Sultan Putra

Karya Sultan Putra menekankan interaksi/partisipasi antara pengunjung dan karya di dalam sebuah pameran. Hal itu merefleksikan pandangan dalam estetika relasional yang menggarisbawahi hubungan sosial antara seniman, karya seni dan publiknya sangat penting sebagai syarat formatif keberadaan seni. Estetika ini bagi Sultan merayakan koneksi manusiawi bermakna, memperkuat empati dan kesadaran sosial. Karya seni rupa dengan demikian adalah alat untuk menciptakan ruang sosial yang inklusif, bersangkut-paut dan sekaligus reflektif.

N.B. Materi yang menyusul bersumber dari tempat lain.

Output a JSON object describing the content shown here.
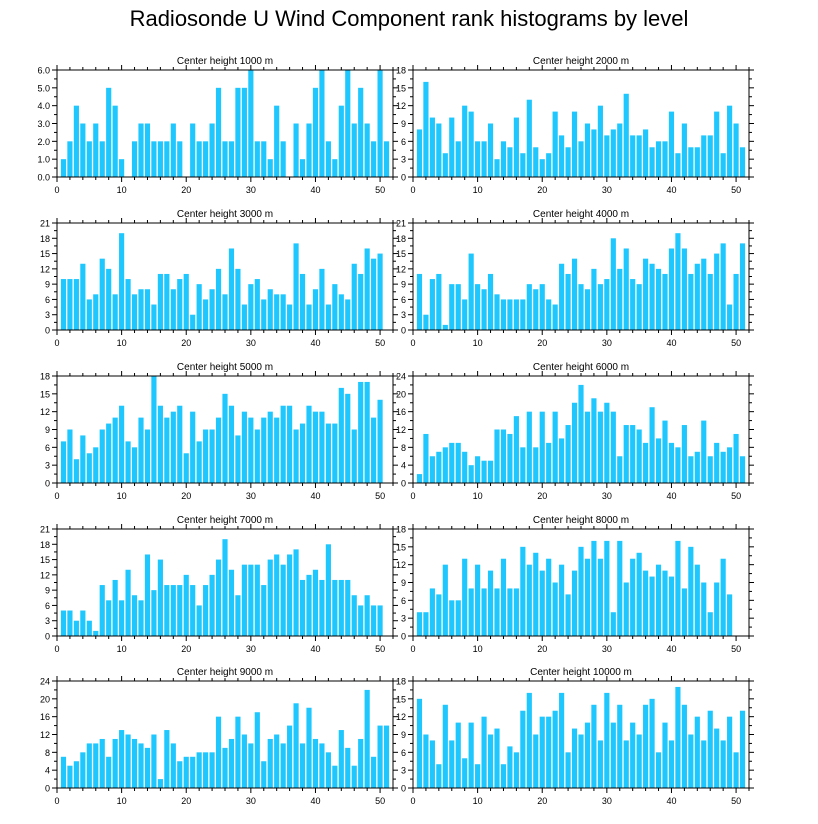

Dalam karya ini Sultan mendayagunakan alat tukar mata uang koin. Benda receh ini bukan sekadar alat transaksi, melainkan perlambang niat dan harapan manusiawi, memiliki dimensi lebih dalam ketimbang nilai recehnya sendiri. Dalam peradaban kuno, ketika manusia sudah mengenal budaya logam, koin digunakan sebagai bagian dari ritual, doa dan permohonan. Di Jepang ada tradisi lama yang disebut Omikuji. Di tempat-tempat suci agama Shinto atau Buddha di sana, orang mengambil secarik kertas nujum (orakel) setelah memasukkan koin ke dalam kotak donasi. Adat dan peristiwa semacam itu menginspirasi ide Sultan dalam berkarya. Sepasang telapak tangan tengadah, berukuran raksasa yang dilukis di atas susunan keramik pada karya ini menggambarkan ruang simbolik yang menghimpun nilai-nilai universal, seperti harapan, kerja keras dan doa. Gaung bersahutan dari suara benturan koin yang tiap kali dilempar pengunjung ketika menyentuh permukaan keramik menyadarkan kekuatan yang sesungguhnya koin sebagai himpunan, bukan recehan yang cerai-berai. Koin-koin tersebut akan didonasikan sebagai bentuk kontribusi atau amalan dari seniman.
Sultan Putra Gemilang lahir di Sidoarjo, 1998. Lulusan Seni Rupa Murni, Universitas Negeri Surabaya (Unesa), Surabaya.